There are a huge variety of turbos; each with a slightly different part number. Two otherwise identical engines that are produced in the same model year, could have different turbo part numbers. Picking the correct turbo is difficult and exacting process. Carefully note the part number of the turbo that is being replaced and the engine number itself.
A turbo is not a device that can be installed by a driver. A mechanic is required.
Original New (OEM): $500 (uninstalled)
Aftermarket New: $350 (uninstalled)
Fan and Fan Clutch
A working fan and fan clutch are essential for proper working of the International DT466. Without proper cooling, an engine can quickly overhead—and and experience expensive, permanent damage. An overheated engine can warp a head, which requires removing the engine from the truck to fix.
A fan should be free from defects; not missing blades, no cracks, not missing parts of blades. The fan clutch should spin freely when the engine is warm and turn with difficulty when the engine is cool.
The fan clutch usually a “viscous” clutch. The clutch is filled with a viscous (honey like) fluid. When the ambient temperature in the engine compartment is hot, the fluid is pumped between a driving plate and a driven plate—which causes friction, and the fan turns.
There are two basic ways to replace the fan clutch: removing the radiator and not removing the radiator.
REMOVING THE RADIATOR involves draining the cooling fluid, disconnecting hoses, and removing mounting brackets. This method is more difficult, expensive, and time consuming. Usually this method is only used if the radiator needs to be removed anyway.
NOT REMOVING THE RADIATOR is easier. It involves moving/removing: the fan shroud, small hoses, and cross-members. Draining the cooling systems is usually not necessary.
Neither of these is an easy repair. A driver very skilled with tools might attempt it, but a mechanic is generally required.

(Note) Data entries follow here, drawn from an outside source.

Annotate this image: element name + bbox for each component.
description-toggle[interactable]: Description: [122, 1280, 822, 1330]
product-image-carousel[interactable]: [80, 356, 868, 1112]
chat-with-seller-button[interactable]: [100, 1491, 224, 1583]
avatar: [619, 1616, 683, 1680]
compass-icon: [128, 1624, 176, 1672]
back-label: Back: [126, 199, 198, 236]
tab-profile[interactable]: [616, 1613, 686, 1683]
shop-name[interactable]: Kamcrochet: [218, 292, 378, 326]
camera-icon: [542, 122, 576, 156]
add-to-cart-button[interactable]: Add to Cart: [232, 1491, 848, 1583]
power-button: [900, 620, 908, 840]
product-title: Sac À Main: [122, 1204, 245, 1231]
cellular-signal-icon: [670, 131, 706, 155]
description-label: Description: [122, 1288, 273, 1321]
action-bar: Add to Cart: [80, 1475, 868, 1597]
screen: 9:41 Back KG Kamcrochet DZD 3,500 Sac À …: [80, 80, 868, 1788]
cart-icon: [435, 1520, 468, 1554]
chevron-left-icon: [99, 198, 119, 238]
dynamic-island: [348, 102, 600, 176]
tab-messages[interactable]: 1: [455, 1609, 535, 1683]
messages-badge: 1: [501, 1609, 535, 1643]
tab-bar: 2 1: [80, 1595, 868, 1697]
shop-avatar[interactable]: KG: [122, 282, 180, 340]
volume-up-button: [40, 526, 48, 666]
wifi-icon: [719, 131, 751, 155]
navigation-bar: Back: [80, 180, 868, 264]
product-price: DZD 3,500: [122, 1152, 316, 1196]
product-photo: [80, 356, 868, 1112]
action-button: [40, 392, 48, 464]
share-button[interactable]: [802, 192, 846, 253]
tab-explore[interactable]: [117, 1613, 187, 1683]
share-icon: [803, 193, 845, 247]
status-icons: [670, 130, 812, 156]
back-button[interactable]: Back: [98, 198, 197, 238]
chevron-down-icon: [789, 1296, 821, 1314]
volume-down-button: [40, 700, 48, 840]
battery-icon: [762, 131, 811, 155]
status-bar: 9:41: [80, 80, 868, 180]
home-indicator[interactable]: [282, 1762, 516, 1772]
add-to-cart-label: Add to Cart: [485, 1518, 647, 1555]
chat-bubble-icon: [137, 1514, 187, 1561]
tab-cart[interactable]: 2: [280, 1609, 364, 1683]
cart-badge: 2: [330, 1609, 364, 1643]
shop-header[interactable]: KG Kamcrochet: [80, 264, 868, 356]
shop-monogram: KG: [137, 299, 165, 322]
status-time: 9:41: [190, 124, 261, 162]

Replacing the fan is easier to accomplish. Fewer components need to be removed from the engine.
Many fan clutches are installed using left-hand threads.
If you are replacing either component, consider replacing both at the same time. If you are replacing the radiator, consider replacing the viscous fan clutch and fan at the same time.
Viscous Fan Clutch (new): $300 (uninstalled)
Viscous Fan Clutch (used): $150 (uninstalled)
Fan: $30 ~ $50 (uninstalled)
This Engine design opposed to parent bore engines, where the cylinder walls are machined out of the bores cast into the block.
Navistar’s wet-sleeve design enhances durability because the consistent wall thickness of the sleeve allows for consistent heat transfer, ensuring the cylinders stay round during thermal expansion.
Additionally, they state that the hardened cylinder sleeve is more durable and wear resistant than a softer, cast-in wall. In finally This will help in preserving the engine life along with the other parts also.